BGH-Urteil: SCHUFA darf Kredit-Score weiterhin unter Verschluss halten
Die SCHUFA muss die Zusammensetzung ihrer Scorewerte für die Kreditwürdigkeit von Verbrauchern nicht offenlegen. Das entschied der Bundesgerichtshof (BGH) am Dienstag. Die SCHUFA verweigert die detaillierte Offenlegung seit langem und verweist auf ihr Geschäftsgeheimnis. Die Auskunftei gewinnt zunehmend die Deutungshoheit über die Definition von Kreditrisiken.
Der BGH wies die Revision gegen die Urteile der Vorinstanzen zurück. Geklagt hatte eine 54 Jahre alte Angestellte aus Hessen. Dieser war von ihrer Bank die Finanzierung eines Fahrzeugs verwehrt worden. Daraufhin verlangte die Klägerin Auskunft darüber, wie das Urteil über ihre Kreditwürdigkeit zustande gekommen war. Die SCHUFA wollte über eine konventionelle Selbstauskunft hinaus keine Informationen dazu erteilen. Das Amtsgericht und das Landgericht gaben der Auskunftei darin Recht.
Klägeranwalt: Schema F muss transparent sein
Der Anwalt der Klägerin, Wendt Nassall, bemängelte die Beschränkung der Auskunft zur Zusammensetzung der Bewertungsmethoden. Es sei verständlich dass im Massengeschäft der SCHUFA Bewertungen nur nach standardisierten Verfahren möglich seien. Diese müssten jedoch transparent sein. Nassall verwies in diesem Zusammenhang auf den 2010 eingeführten Paragrafen §34 im Bundesdatenschutzgesetz.
Die SCHUFA zeigte sich in einer Stellungnahme auf ihrer Homepage erfreut über die Entscheidung des 6. Zivilsenats: "Die SCHUFA begrüßt, dass damit ihre besonderen Bemühungen um mehr Transparenz letztinstanzlich anerkannt werden.

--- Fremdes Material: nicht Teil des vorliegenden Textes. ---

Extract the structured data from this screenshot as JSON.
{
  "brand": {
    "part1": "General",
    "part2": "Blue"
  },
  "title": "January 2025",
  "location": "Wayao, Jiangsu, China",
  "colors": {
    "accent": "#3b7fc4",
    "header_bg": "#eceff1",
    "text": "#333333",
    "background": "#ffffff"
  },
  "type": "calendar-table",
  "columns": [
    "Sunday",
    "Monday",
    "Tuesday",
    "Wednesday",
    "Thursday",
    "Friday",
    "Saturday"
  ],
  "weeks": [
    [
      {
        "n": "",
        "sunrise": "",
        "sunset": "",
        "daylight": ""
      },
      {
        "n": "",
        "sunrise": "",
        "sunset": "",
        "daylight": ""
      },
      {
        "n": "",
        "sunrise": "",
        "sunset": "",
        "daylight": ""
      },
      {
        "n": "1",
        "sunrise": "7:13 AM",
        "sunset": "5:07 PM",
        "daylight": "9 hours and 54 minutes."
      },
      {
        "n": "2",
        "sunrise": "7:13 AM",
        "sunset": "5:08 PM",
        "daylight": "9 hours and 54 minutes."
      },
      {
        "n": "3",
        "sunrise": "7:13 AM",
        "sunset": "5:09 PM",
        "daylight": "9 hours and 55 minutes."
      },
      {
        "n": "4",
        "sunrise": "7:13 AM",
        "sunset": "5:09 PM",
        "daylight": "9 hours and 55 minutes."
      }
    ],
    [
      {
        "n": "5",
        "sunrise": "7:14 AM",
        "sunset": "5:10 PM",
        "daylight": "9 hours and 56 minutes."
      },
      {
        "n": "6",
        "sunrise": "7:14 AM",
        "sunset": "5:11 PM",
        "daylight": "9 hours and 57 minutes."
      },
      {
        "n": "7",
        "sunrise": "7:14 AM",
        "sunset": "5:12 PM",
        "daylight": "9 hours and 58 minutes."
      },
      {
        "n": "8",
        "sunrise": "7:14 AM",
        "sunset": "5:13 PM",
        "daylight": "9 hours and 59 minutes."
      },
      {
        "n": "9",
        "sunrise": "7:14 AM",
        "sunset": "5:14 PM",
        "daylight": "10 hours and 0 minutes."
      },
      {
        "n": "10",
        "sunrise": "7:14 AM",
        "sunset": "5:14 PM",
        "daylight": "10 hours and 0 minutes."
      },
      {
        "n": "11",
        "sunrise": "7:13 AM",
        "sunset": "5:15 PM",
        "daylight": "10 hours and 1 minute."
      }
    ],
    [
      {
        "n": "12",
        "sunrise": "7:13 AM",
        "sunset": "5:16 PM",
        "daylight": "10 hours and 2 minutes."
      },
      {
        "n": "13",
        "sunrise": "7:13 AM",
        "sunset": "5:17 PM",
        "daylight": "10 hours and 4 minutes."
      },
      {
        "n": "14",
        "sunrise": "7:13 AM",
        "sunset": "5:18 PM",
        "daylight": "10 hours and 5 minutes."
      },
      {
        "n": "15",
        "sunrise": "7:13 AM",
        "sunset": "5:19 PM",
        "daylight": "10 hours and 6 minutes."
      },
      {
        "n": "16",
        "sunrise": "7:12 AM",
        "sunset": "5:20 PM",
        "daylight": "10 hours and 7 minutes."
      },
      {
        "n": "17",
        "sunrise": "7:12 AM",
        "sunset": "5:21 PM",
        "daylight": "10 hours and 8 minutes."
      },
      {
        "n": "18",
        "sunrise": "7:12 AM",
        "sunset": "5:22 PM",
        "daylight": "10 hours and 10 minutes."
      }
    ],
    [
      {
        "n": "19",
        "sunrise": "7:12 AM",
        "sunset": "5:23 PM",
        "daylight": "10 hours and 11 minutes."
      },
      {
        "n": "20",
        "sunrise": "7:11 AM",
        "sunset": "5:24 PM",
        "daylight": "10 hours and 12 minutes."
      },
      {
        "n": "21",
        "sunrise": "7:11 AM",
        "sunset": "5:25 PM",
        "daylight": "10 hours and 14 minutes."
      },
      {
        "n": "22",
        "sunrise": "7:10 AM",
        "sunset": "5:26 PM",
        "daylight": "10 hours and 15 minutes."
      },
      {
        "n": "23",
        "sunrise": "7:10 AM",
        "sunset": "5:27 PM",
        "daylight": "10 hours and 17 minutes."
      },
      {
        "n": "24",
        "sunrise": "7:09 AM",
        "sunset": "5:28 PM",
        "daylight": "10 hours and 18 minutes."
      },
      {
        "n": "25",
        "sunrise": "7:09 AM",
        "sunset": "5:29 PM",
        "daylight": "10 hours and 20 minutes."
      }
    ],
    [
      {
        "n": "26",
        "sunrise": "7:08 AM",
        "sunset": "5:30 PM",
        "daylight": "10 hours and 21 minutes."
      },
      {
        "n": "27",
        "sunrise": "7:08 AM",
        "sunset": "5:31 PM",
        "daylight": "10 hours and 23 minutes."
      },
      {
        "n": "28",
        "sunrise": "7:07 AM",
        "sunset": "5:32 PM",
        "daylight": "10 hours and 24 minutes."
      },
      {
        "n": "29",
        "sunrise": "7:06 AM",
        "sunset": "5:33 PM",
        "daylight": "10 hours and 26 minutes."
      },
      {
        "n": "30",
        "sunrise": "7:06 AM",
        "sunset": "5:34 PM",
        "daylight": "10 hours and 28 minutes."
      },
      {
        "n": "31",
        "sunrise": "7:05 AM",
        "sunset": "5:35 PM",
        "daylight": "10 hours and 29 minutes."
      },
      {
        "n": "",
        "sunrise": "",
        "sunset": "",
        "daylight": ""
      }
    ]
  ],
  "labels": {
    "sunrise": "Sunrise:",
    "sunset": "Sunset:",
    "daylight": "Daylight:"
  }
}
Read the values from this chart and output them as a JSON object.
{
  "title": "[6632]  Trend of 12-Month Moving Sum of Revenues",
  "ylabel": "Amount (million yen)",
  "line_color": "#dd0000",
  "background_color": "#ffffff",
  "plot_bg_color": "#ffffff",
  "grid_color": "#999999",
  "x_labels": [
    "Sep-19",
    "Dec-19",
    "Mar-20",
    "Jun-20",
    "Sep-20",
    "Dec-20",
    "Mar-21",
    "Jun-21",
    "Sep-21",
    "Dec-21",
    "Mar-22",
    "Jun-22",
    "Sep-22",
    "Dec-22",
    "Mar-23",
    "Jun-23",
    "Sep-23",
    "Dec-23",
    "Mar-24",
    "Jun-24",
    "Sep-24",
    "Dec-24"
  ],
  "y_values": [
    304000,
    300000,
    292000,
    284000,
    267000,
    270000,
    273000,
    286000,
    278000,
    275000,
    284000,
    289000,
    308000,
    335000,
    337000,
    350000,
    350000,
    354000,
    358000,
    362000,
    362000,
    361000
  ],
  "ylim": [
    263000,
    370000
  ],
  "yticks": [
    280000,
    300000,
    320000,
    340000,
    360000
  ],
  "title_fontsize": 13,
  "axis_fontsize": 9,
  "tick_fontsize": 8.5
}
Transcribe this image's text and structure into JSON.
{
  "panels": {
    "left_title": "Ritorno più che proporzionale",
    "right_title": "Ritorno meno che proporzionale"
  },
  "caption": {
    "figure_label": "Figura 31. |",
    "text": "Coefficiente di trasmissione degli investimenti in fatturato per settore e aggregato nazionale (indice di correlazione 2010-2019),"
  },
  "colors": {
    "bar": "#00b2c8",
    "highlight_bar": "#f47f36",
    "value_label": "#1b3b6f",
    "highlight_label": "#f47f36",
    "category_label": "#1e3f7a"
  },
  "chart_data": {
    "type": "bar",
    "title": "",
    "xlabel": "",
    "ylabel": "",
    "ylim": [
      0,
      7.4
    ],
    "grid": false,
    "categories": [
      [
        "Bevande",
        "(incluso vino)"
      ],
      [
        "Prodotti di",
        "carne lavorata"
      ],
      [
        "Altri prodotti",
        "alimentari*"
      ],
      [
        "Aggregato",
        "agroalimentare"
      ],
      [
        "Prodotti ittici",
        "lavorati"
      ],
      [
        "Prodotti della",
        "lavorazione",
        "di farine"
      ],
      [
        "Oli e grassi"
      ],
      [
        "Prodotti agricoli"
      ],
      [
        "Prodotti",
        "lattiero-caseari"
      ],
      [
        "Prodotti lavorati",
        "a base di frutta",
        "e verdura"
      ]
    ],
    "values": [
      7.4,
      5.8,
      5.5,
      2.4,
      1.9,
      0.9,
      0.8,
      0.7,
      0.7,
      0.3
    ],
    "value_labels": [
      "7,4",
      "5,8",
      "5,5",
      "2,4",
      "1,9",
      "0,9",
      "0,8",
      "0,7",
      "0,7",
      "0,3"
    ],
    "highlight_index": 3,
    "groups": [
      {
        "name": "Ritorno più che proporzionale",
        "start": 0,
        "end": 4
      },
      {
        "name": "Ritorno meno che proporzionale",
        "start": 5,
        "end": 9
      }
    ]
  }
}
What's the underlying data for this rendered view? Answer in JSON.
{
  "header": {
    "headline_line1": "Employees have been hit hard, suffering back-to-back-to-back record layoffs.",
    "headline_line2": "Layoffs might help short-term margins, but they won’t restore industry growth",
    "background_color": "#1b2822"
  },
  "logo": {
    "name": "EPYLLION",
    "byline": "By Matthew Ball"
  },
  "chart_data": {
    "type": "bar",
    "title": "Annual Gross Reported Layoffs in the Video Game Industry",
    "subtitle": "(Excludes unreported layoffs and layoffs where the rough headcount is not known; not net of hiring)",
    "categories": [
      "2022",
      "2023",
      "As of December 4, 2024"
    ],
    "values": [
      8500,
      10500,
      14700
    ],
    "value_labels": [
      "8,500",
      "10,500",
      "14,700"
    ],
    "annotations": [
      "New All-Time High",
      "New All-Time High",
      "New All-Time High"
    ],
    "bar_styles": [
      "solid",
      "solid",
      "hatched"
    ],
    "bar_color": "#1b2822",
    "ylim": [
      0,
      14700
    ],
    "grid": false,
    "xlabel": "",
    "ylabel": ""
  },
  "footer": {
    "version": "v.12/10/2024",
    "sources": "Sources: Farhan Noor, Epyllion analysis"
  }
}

Jeder Verbraucher erhält von der SCHUFA Auskunft darüber, welche Daten zu seiner Person für die Berechnung von Scores verwendet werden. Dies ermöglicht unter anderem eine Prüfung der Datengrundlage. Außerdem informiert die SCHUFA detailliert über das Zustandekommen und die Bedeutung der Scores. Der BGH erkennt an, dass es sich bei dem zu Grunde liegenden mathematisch-statistischen Berechnungsverfahren um ein schützenswertes Geschäftsgeheimnis handelt. Der BGH bekräftigt damit die bisherige Rechtsprechung aus vergleichbaren Verfahren".
SCHUFA sieht sich bestätigt
Im Hinblick auf die Bedeutung der Scorewerte gibt es recht wenig Klärungsbedarf: Fallen sie zu schlecht aus, verweigern Banken, Versandhändler und Telekommunikationsunternehmen unisono den Abschluss von Verträgen mit Vorleistungscharakter. Dass die SCHUFA „detailliert“ über das Zustandekommen der Scorewerte informiert war nicht Bestandteil der BGH-Entscheidung und dürfte auch ansonsten wenig Bestätigung finden.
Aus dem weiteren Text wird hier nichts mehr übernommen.